The Knife and the Naked Chalk

The children went to the seaside for a month, and lived in a flint village on the bare windy chalk Downs, quite thirty miles away from home. They made friends with an old shepherd, called Mr. Dudeney, who had known their father when their father was little. He did not talk like their own people in the Weald of Sussex, and he used different names for farm things, but he understood how they felt, and let them go with him. He had a tiny cottage about half a mile from the village, where his wife made mead from thyme honey, and nursed sick lambs in front of a coal fire, while Old Jim, who was Mr. Dudeney’s sheep-dog’s father, lay at the door. They brought up beef bones for Old Jim (you must never give a sheep-dog mutton bones), and if Mr. Dudeney happened to be far in the Downs, Mrs. Dudeney would tell the dog to take them to him, and he did.

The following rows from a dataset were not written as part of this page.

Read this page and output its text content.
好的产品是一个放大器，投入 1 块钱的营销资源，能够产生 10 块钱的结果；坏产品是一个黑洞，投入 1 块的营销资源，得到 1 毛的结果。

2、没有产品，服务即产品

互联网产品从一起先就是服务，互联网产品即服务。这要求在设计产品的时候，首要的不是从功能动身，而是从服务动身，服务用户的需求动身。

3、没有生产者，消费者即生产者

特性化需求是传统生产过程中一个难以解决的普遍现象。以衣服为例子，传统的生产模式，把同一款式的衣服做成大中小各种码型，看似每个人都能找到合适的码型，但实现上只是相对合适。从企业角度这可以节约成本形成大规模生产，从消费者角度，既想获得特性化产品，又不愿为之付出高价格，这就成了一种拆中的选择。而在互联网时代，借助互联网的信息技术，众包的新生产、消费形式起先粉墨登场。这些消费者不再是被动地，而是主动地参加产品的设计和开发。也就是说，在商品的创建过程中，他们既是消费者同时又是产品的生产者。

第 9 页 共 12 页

One August afternoon when the village water-cart had made the street smell specially townified, they went to look for their shepherd as usual, and, as usual, Old Jim crawled over the door-step and took them in charge. The sun was hot, the dry grass was very slippery, and the distances were very distant.

‘It’s just like the sea,’ said Una, when Old Jim halted in the shade of a lonely flint barn on a bare rise. ‘You see where you’re going, and—you go there, and there’s nothing between.’

Dan slipped off his shoes. ‘When we get home I shall sit in the woods all day,’ he said.

‘Whuff!’ said Old Jim, to show he was ready, and struck across a long rolling stretch of turf. Presently he asked for his beef bone.

‘Not yet,’ said Dan. ‘Where’s Mr. Dudeney? Where’s master?’

Old Jim looked as if he thought they were mad, and asked again.

‘Don’t you give it him,’ Una cried. ‘I’m not going to be left howling in a desert.’